DETAILED DESCRIPTION OF THE INVENTION

[0001]

The present invention relates to an orthogonal frequency division multiplex (OFDM).
ex) OF for receiving and demodulating a signal modulated by a modulation method
It relates to a DM receiver.

[0002]

2. Description of the Related Art In recent years, digital modulation systems have been actively developed for transmitting high quality signals such as audio and video. In particular, in terrestrial digital broadcasting, an OFDM modulation scheme that has various advantages such as high frequency use efficiency has attracted attention.

In the OFDM system, a guard period is added to each symbol before an effective symbol period in order to prevent intersymbol interference due to multipath interference. The signal included in the guard period is a signal obtained by cyclically copying (copying) the signal at the rear end of the effective symbol for the guard period as shown in FIG.

[0004] In the OFDM receiver, symbol synchronization detection is performed by using the correlation of the guard period to obtain a fast Fourier transform (FFT) window timing and a timing signal of a demodulation circuit. That is, when a correlation between the received signal and a signal obtained by delaying the received signal by the effective symbol period is obtained, the maximum amplitude appears at the reception timing of the guard period. Then, the symbol synchronization timing is detected based on the timing of the maximum amplitude.
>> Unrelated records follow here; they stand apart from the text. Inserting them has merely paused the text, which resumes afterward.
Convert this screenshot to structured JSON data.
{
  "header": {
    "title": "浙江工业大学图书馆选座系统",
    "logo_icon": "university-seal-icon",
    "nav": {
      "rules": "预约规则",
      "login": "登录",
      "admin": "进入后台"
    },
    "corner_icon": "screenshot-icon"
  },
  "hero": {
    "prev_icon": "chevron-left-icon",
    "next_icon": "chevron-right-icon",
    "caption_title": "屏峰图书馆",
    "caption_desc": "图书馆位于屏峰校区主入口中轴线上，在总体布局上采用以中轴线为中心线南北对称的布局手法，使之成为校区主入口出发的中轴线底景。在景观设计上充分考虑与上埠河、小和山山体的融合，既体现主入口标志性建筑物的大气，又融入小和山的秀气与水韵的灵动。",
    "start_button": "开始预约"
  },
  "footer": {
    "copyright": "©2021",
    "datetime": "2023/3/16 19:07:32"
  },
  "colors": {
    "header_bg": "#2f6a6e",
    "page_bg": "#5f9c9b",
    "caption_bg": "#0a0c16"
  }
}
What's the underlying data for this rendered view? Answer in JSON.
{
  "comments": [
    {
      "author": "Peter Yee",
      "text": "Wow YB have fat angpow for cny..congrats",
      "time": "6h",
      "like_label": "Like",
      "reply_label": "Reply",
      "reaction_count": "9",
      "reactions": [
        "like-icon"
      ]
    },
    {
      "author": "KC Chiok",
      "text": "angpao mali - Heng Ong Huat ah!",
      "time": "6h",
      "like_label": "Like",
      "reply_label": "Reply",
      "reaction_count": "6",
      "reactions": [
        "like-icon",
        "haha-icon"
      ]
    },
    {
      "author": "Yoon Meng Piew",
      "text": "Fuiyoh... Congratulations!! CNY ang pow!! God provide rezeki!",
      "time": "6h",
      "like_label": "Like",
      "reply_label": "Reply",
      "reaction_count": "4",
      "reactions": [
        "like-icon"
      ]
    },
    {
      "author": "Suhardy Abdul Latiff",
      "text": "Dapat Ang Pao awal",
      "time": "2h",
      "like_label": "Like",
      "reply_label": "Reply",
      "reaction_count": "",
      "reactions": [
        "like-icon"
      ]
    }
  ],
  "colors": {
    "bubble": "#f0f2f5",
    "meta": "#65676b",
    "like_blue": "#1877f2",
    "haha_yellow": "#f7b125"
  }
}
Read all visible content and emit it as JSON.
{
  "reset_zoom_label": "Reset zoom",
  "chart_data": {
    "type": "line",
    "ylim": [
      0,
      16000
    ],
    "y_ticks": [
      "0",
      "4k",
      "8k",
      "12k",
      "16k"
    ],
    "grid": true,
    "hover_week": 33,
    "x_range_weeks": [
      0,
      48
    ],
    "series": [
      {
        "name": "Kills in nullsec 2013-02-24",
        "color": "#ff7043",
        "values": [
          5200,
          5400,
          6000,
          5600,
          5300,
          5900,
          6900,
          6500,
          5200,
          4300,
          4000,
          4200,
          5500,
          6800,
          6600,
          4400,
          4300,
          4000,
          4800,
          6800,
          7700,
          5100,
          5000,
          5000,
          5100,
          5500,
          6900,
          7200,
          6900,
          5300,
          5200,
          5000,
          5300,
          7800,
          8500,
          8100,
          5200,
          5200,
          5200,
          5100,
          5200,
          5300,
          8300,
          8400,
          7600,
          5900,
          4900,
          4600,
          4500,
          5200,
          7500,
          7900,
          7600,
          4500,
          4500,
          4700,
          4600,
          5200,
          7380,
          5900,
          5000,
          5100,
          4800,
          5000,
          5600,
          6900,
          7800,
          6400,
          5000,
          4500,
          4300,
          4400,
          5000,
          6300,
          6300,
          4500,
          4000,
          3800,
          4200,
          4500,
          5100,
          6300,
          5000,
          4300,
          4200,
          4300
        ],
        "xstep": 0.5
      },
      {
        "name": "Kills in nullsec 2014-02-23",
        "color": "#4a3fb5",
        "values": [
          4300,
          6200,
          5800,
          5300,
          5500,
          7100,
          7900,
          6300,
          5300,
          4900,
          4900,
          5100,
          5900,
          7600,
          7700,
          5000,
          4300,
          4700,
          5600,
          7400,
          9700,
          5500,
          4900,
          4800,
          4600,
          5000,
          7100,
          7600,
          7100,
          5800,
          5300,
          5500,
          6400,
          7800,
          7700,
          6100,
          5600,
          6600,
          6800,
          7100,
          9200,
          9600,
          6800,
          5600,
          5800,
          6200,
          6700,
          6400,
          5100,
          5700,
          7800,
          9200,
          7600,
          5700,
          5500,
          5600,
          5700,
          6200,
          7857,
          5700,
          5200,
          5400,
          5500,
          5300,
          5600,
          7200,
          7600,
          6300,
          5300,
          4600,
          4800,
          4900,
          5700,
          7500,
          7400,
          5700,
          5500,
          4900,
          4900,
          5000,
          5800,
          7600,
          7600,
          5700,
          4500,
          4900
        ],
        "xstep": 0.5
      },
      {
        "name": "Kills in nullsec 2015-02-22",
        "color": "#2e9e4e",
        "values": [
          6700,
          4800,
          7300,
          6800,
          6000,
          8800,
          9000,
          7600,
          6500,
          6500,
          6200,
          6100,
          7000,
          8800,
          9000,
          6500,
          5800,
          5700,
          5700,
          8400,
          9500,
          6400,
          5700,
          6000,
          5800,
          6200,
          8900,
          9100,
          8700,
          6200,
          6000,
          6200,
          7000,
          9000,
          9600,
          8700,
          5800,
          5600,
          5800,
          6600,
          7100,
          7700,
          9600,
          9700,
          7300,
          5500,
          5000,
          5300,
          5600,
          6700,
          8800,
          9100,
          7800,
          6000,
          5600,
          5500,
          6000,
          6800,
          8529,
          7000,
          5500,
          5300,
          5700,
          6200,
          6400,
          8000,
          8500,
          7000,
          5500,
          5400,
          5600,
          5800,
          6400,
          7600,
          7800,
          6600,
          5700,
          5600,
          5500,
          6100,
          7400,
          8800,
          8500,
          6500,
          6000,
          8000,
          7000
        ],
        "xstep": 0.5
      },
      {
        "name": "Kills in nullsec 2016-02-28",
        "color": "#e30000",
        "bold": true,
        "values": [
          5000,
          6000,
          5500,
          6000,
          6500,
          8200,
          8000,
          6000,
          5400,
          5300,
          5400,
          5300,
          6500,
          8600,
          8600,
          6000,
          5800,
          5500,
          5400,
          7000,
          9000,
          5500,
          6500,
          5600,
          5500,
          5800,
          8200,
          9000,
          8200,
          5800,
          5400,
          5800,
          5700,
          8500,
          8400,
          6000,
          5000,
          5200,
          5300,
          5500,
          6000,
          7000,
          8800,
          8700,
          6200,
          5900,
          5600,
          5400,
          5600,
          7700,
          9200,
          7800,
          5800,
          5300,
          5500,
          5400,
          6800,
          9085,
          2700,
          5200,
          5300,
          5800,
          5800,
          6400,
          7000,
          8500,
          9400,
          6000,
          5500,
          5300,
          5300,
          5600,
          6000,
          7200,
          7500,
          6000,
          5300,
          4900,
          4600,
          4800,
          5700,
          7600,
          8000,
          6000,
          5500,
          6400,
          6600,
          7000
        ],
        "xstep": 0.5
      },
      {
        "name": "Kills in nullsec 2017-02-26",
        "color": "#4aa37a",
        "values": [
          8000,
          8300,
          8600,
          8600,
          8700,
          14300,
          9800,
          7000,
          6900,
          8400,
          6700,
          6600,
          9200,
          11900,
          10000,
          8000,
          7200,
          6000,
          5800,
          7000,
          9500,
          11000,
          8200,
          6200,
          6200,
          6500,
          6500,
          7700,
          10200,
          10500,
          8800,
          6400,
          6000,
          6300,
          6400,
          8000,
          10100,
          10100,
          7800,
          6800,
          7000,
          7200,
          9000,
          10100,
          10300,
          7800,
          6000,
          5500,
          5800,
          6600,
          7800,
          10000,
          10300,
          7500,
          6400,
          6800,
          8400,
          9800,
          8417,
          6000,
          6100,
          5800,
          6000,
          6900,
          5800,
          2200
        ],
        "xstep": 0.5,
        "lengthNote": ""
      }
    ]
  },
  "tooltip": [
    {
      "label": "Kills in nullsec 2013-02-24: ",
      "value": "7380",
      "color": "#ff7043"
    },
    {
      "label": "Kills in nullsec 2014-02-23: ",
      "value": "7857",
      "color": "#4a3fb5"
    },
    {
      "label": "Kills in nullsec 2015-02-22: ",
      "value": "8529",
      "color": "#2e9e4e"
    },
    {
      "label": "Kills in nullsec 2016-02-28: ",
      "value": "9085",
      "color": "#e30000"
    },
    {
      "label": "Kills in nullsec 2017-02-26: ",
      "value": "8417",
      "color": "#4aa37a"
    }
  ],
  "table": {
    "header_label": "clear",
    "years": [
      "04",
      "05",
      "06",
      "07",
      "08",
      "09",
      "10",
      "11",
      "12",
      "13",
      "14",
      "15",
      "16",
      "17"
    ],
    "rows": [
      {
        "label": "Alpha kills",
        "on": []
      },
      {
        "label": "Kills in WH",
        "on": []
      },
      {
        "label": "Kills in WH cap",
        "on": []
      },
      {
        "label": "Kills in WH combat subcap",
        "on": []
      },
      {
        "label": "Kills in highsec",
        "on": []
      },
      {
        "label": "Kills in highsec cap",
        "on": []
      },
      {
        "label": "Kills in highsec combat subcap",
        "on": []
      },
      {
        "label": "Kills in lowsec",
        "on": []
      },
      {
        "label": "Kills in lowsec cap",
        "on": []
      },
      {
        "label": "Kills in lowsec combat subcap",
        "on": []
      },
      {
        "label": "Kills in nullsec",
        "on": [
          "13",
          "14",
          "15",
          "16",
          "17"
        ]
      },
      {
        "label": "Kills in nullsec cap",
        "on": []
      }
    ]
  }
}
[0005] However, such a conventional apparatus has a disadvantage that the accuracy of synchronization detection is degraded when a multipath exists. That is, when there is a multipath, a delay wave due to the multipath is superimposed on the received signal, and the output waveform becomes trapezoidal due to the correlation component of the delay wave, so that accurate peak detection cannot be performed.

This means that when a multipath exists, a phase error of symbol synchronization occurs, which has a serious adverse effect on reception performance such as causing intersymbol interference. In particular, in an area such as terrestrial broadcasting and mobile communication, it is rather natural to have an environment in which multipath exists. Therefore, it is necessary to immediately take some measures.

[0007]

As described above, in the conventional OFDM receiver, when multipath exists,
There was a problem that accurate symbol synchronization could not be established and the reception performance deteriorated.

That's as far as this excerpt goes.